Le parc accueille aujourd’hui la mairie des 15e/16e arrondissements, dans l’ombre de la sucrerie qui a cessé son activité, ses employés rejoignant au chômage le quart des habitants du secteur, qui était pourtant le cœur industriel de Marseille. On voit encore des cheminées d’usines pointer çà et là dans le paysage, faisant peine à côté des tours d’Euroméditerranée qui se partagent la skyline avec Notre-Dame-de-la-Garde. Avec tout ça, le secteur a cessé de voter majoritairement communiste ; il a majoritairement cessé de voter tout court, d’ailleurs.

Le stigmate des quartiers Nord lui colle à la peau, et il n’y a guère que le marché aux puces pour attirer du monde par ici ; mais ceci est appelé à changer.

Depuis fin 2019, on peut y venir en métro du centre-ville, la ligne ayant ouvert son nouveau terminus à Gèze, à deux pas. Le loup est dans la bergerie : cette station a pour mission de « décloisonner » le quartier, permettant à ses habitants de venir en centre-ville, mais peut-être, surtout, au grand centre-ville d’étendre ses bras avides jusqu’aux quartiers Nord.

Habitant l’Estaque, Edith Amsellem avait, elle, l’habitude de venir au parc François-Billoux avec sa fille quand elle était petite ; probablement par le précieux bus 35, qui emmène les gamins d’ici à la plage de Corbières. Aujourd’hui, sa fille a bien grandi, elle aurait plutôt l’âge d’escalader les barrières du parc après la fermeture pour venir y faire la bringue avec ses copains. Quoiqu’on ne sache pas vraiment s’il y a des fêtes, la nuit, dans ce jardin municipal.

Dans le coin le plus en friche, au bout de la voie ferrée, un portail mal fermé ne bloque pas vraiment l’accès au château hanté qu’est l’ancienne sucrerie. On trouve quelques capotes abandonnées, traces d’une certaine activité nocturne. On se demande si on serait à l’aise, ici, la nuit, malgré la bulle paisible et conviviale qu’est ce jardin public quand il est occupé par les gamins et mis en musique par les cigales. Car quand on parle de peurs et d’occupation de l’espace public, à Marseille comme ailleurs, on pense d’abord et évidemment aux difficultés qu’y ont les femmes.

La forêt urbaine nous est un espace inhospitalier, et ceci ne s’est guère amélioré pour les plus jeunes générations... 

Or en pleine journée, le parc François-Billoux est une bulle de convivialité féminine, où les mères pique-niquent à l’ombre alors que les enfants, dédaignant les jeux installés pour eux, s’éclatent dans les jets d’eau. Si les groupes de mères se mélangent peu, leurs enfants jouent ensemble sans distinction, et on se fait la réflexion que les plus âgés ont une aisance, une fluidité dans les rapports garçons-filles que nous n’avions pas à leur âge.

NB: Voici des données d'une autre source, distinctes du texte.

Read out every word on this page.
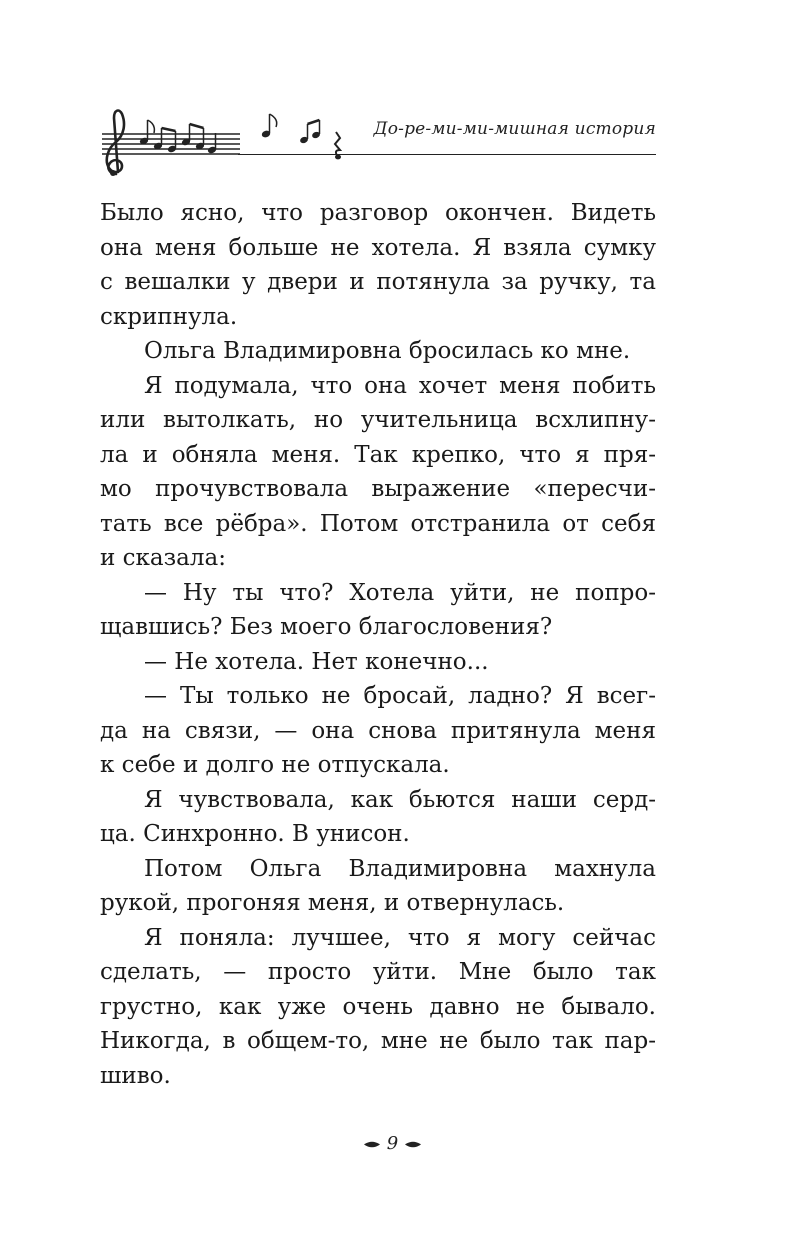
До-ре-ми-ми-мишная история
Было ясно, что разговор окончен. Видеть
она меня больше не хотела. Я взяла сумку
с вешалки у двери и потянула за ручку, та
скрипнула.
Ольга Владимировна бросилась ко мне.
Я подумала, что она хочет меня побить
или вытолкать, но учительница всхлипну-
ла и обняла меня. Так крепко, что я пря-
мо прочувствовала выражение «пересчи-
тать все рёбра». Потом отстранила от себя
и сказала:
— Ну ты что? Хотела уйти, не попро-
щавшись? Без моего благословения?
— Не хотела. Нет конечно...
— Ты только не бросай, ладно? Я всег-
да на связи, — она снова притянула меня
к себе и долго не отпускала.
Я чувствовала, как бьются наши серд-
ца. Синхронно. В унисон.
Потом Ольга Владимировна махнула
рукой, прогоняя меня, и отвернулась.
Я поняла: лучшее, что я могу сейчас
сделать, — просто уйти. Мне было так
грустно, как уже очень давно не бывало.
Никогда, в общем-то, мне не было так пар-
шиво.
9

Parmi les plus grandes, on voit peu de tenues légères malgré la chaleur ; et la raison en est sans doute autant de pudeur ou de conservatisme religieux, que du désir de pouvoir circuler à peu près en paix, sans subir les regards dégoulinants de certains, dignes de Tex Avery, et les remarques qui vont avec.

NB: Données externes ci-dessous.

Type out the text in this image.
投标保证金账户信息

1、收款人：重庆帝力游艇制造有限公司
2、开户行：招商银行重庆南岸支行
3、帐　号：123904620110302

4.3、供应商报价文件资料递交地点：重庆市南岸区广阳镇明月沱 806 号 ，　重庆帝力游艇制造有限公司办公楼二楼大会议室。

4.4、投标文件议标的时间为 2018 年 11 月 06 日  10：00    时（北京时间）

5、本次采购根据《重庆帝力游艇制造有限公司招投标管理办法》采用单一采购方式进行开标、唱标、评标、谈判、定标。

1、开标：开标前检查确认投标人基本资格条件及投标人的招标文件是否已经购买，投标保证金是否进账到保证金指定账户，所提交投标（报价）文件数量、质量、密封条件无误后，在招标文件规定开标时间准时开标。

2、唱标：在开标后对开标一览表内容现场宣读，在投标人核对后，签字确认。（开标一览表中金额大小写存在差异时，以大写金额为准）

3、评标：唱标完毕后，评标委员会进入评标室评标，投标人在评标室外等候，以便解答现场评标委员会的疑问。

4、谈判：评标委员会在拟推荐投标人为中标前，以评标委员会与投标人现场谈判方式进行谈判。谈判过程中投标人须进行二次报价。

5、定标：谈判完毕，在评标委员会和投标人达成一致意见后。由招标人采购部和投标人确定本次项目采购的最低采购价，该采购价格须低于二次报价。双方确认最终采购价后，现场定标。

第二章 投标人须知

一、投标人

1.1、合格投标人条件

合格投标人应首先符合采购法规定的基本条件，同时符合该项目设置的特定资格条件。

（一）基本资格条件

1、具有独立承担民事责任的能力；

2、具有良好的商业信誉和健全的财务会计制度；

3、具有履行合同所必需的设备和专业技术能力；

Mais quand la nuit sombre, tous les prédateurs sont de sortie, et ils ne sont pas toujours – pas seulement –, ceux à qui l’on pense quand on parle de l’insécurité de ces quartiers dont les jeunes, particulièrement les garçons, sont tellement stigmatisés.

Dans l’avenue qui longe le parc François-Billoux, une plaque commémorative rappelle qu’une nuit de 1995, un adolescent noir a trouvé la mort en croisant le chemin de colleurs du Front national. Joana Fidalgo[2], qui militait alors pour faire une place aux jeunes filles des quartiers populaires de la ville, se rappelle avoir  pris conscience, avec l’assassinat d’Ibrahim Ali, qu’opposer garçons et filles sur ces questions d’insécurité était trop manichéen et que « l’espace public était un danger, pour tous... ».

Il a fallu 26 ans et un changement de municipalité pour que cette avenue, qui borde un secteur qui fut aux mains du FN, porte enfin le nom d’Ibrahim Ali, en mémoire.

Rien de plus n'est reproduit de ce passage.